US Undocumented Population Continued to Fall from 2016 to 2017 and Visa Overstays Significantly Exceeded Illegal Crossings for the Seventh Consecutive Year
February 15, 2019
This article presents estimates of the US undocumented population for 2017 derived by the Center for Migration Studies of New York (CMS). It focuses on the steep decline in the undocumented population from Mexico since 2010. While the president has focused the nation’s attention on the border wall, half a million US undocumented residents from Mexico left the undocumented population in 2016 alone, more than three times the number that arrived that year, leading to an overall decrease of nearly 400,000 undocumented residents from Mexico from 2016 to 2017. From 2010 to 2017, the undocumented population from Mexico fell by a remarkable 1.3 million.
For the past 10 years, the primary mode of entry for the undocumented population has been to overstay temporary visas.
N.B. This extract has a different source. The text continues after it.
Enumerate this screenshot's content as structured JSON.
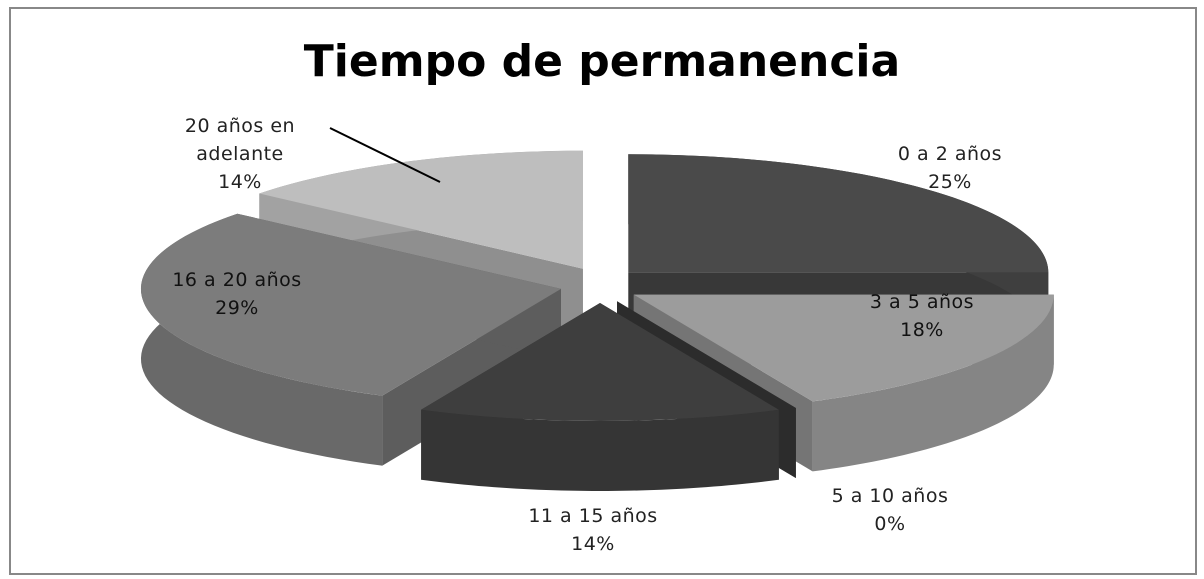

This article provides estimates of the number of noncitizens who overstayed temporary visas and those who entered without inspection (EWIs) in 2016 by the top five countries of origin.
Summary of Findings
- The US undocumented population from Mexico fell by almost 400,000 in 2017.
- In 2017, for the first time, the population from Mexico constituted less than one half of the total undocumented population.
- Since 2010, the undocumented population from Mexico has declined by 1.3 million.
- In California, the undocumented population from Mexico has declined by 26 percent since 2010, falling from 2.0 to 1.5 million; it also dropped by 50 percent in Alabama, and by one third in Georgia, New York, and New Mexico.
- The undocumented population from Venezuela grew rapidly after 2013, increasing from 60,000 to 145,000 in just four years.
- Visa overstays have significantly exceeded illegal border crossings during each of the last seven years.
- Mexico was the leading country for overstays in 2017, with about twice as many as India or China.
The estimates presented here were derived by CMS based on information collected in the Census Bureau’s annual American Community Survey (ACS). The procedures used to derive detailed estimates of the undocumented population are described in Warren (2014). CMS used its annual estimates of the undocumented population for 2010 to 2017 — by state of residence, country of origin, and year of entry — to compile the information described here. Additional methodological details appear as footnotes or as notes in the tables.
 In 2016, the US undocumented population from Mexico that arrived before 2016 was 5.6 million; one year later, in 2017, the number that arrived before 2016 had dropped to 5.1 million, indicating that half a million had left the undocumented population from Mexico.
 Undocumented residents leave the population by being removed, emigrating voluntarily, adjusting to permanent legal status, or dying.